The New York Yankees struck out with Joe Torre, the manager who led the baseball club for the past 12 years until Thursday, when he nixed a new contract offer. There is a raging debate about Torre’s fate in New York, but whichever side fans and critics come down on, one thing is clear: the pay package offered by the Yankees is in line with those being offered by many American corporations.
The Yankees offered Torre a one-year contract comprising a base salary of $5 million and $1 million bonuses for each level of postseason play the team reached in 2008, according to reports from MLB.com, the Website of major league baseball.
The incentive component of the deal promised that if the Yankees win it all next year, capturing the World Series crown, Torre could take home $8 million in total compensation. But that won’t happen — and it has nothing to do with the Boston Red Sox.
Torre balked at the deal and called it quits. Essentially, the Yankees skipper was being asked to cut 30 percent off his current $7.5 million salary and replace the missing cash with performance-based pay. At a press conference Friday, Torre said he was “insulted” by the offer and “I had been there for 12 years and I felt the motivation wasn’t needed.”
Not only do the Yankees disagree, though, much of Corporate America does as well. “The Yankees’s offer is entirely appropriate and consistent with current executive-compensation trends in which more money is being put at risk,” chief financial officer Michael Mardy tells CFO.com. Mardy is CFO of privately held Tumi Luggage and sits on the compensation committee of two publicly held companies.
The Yankees offer, which Mardy describes as “$5 million and a lot of upside,” is a package that “heads exactly in the right direction.” He contends that if performance parameters are clearly defined and developed with rigor to reflect the proper business goals, then top executives should expect to be paid less if they don’t perform. Conversely, the board should not hesitate to pay out more money if performance objectives are met.

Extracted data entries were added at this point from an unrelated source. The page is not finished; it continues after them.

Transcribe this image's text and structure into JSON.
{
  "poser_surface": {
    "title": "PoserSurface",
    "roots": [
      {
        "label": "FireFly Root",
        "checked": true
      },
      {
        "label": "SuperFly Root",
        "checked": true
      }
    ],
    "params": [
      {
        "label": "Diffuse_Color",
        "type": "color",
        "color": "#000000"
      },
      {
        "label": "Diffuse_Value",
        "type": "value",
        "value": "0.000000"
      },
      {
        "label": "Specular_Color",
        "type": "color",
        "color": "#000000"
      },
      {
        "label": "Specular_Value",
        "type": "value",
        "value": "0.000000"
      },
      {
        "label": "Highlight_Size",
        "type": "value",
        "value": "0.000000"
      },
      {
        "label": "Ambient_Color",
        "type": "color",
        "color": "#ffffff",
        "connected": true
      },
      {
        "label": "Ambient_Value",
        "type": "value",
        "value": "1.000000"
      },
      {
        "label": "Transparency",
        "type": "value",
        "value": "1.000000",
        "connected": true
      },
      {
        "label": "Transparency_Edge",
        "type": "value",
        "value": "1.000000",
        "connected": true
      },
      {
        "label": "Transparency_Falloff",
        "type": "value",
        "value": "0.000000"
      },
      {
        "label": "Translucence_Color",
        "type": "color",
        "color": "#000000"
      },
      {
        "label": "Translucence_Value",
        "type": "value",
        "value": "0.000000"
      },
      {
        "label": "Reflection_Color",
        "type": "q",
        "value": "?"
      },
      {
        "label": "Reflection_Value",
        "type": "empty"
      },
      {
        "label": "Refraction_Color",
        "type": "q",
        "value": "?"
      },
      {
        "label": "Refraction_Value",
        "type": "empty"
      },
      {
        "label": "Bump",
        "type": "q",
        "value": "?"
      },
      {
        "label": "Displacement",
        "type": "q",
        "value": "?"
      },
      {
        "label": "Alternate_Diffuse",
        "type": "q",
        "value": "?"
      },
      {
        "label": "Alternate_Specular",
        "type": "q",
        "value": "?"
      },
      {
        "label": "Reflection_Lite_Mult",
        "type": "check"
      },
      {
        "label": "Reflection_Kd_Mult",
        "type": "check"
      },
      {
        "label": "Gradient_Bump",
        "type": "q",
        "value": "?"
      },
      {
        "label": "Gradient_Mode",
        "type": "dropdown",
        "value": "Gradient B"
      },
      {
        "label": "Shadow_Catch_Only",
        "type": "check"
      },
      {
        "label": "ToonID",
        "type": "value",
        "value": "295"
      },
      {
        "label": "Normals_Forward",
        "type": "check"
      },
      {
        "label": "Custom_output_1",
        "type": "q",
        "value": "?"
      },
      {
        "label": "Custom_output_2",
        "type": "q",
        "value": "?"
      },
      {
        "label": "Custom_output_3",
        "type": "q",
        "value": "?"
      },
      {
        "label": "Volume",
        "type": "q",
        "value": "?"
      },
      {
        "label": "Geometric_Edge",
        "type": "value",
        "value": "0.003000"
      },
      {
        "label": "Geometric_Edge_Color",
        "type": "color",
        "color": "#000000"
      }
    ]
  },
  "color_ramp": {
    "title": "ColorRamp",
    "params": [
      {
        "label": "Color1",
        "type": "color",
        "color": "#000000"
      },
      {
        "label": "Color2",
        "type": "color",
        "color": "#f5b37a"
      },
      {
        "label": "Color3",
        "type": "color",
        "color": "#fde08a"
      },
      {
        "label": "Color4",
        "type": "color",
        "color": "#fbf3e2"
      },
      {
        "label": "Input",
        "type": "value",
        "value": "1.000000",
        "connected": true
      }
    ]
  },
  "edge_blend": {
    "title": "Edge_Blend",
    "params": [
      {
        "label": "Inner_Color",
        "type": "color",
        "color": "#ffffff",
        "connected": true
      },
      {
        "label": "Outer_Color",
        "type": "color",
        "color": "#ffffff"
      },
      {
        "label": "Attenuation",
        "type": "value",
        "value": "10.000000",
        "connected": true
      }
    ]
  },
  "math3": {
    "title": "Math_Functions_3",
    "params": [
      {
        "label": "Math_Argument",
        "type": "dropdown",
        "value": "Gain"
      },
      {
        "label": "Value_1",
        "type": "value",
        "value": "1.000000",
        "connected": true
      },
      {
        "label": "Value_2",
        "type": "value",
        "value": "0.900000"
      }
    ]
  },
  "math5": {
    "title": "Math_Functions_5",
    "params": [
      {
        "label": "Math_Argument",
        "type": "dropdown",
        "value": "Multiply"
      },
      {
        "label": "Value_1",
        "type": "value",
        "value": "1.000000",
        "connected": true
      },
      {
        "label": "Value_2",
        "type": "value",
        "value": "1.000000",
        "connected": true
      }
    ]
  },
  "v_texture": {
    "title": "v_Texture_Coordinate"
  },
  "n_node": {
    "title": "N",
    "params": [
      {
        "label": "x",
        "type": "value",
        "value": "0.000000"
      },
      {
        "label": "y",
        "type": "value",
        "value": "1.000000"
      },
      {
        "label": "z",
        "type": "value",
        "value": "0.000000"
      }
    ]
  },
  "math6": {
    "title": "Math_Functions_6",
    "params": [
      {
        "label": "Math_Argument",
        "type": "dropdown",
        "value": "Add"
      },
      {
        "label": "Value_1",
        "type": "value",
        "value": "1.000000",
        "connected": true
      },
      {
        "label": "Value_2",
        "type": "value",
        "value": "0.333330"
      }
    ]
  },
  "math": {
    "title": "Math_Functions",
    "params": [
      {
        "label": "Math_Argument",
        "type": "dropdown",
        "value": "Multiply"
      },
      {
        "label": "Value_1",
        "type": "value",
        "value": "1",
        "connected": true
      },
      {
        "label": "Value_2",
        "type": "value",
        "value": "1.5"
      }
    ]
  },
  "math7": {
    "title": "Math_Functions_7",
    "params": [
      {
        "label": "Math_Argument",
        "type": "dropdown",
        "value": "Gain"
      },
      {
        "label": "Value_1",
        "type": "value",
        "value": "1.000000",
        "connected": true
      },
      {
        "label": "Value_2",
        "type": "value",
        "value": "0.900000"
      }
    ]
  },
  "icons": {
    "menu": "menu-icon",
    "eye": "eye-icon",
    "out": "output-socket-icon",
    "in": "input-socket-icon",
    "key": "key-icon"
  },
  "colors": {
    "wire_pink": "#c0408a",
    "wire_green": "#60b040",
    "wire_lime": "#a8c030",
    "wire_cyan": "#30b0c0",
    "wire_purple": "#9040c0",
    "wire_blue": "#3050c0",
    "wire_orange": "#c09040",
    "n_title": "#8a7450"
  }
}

“It’s likely that a new Securities and Exchange Commission direction is pushing boards to develop more shareholder-friendly, performance-based packages,” adds Mardy. That push from the SEC is spelled out in a new rule issued one year ago that requires public-company proxy statements to include a compensation discussion and analysis report. The report must disclose how much a company’s highest-earning executives are paid and explain how the package is calculated.
Opening the kimono on executive compensation has the SEC, investors, and board members paying closer attention to the link between performance and pay. “Compensation-committee issues are probably a bigger exposure than audit-committee issues these days,” opines Mardy. “The SEC has honed in like a laser on compensation issues.”
To be sure, the SEC wants more analysis of how and why companies pay their top executives what they do, but it also wants the information presented in a tighter, more concise way, according to a 10-page evaluation the regulator released earlier this month. The document was released after SEC staffers reviewed 350 company CD&A disclosures they collected during the past year.
Even a cursory look at corporate proxy filings illustrates the rise in incentive-based pay arrangements, says Greg Adams, CFO of Edgar Online Inc. He attributes that rise to the new CD&A filings, and says incentive-based pay arrangements have spread beyond the CEO level and are permeating the entire C-suite.
According to Adams, the Yankees’s deal is typical, and he suggests that if Torre has not delivered a world championship — clearly a corporate goal coveted by principal owner George Steinbrenner — he needs to be held accountable to the board, investors, and fans. “I also think the players should receive the same pay-for-performance [arrangements], but free agency appears to be their incentive program,” adds Adams.
The idea that a portion of Torre’s pay would be forfeited in lieu of performance bonuses is not at odds with current trends, either. Witness Ford Motor’s Bill Ford, who reduced his salary to $1 a year and tied the rest of his compensation to the prospects that he could help turn around the financially distressed carmaker. A recent report in BusinessWeek listed other “$1 CEOs,” including Steve Jobs of Apple, Google’s Eric Schmidt, and Richard Kinder of energy transportation company Kinder Morgan. These chief executives also own stock and stock options in their respective companies, but Torre may also own a piece of the privately held Yankees.
Money is not the prime motivator with many senior executives at top companies, notes I.H. “Chip” Clothier, managing partner at HFC Executive Search. “Facing business challenges is an intellectual issue for top executives. These managers are emotionally invested in the company — if they aren’t, they shouldn’t be in their position,” adds Clothier.
Still, “you have to have a pretty healthy ego” to accept a deal that replaces all or some of your salary with performance pay, emphasizes Clothier. Embracing such a package depends on the executive’s personal risk profile — whether the manager is comfortable with putting that much skin in the game — and whether the executive’s ego is driven by the performance challenge.
Interestingly, a new survey seems to indicate that top executives would welcome more performance-based pay. The survey, which polled 791 board members, including 70 CEOs or presidents, revealed that two-thirds of the respondents believe CEOs are being paid too much relative to their performance. The study, conducted by the National Association of Corporate Directors, noted that only 2.2 percent of the respondents think compensation is too low, while a third claims CEO pay is “just right.”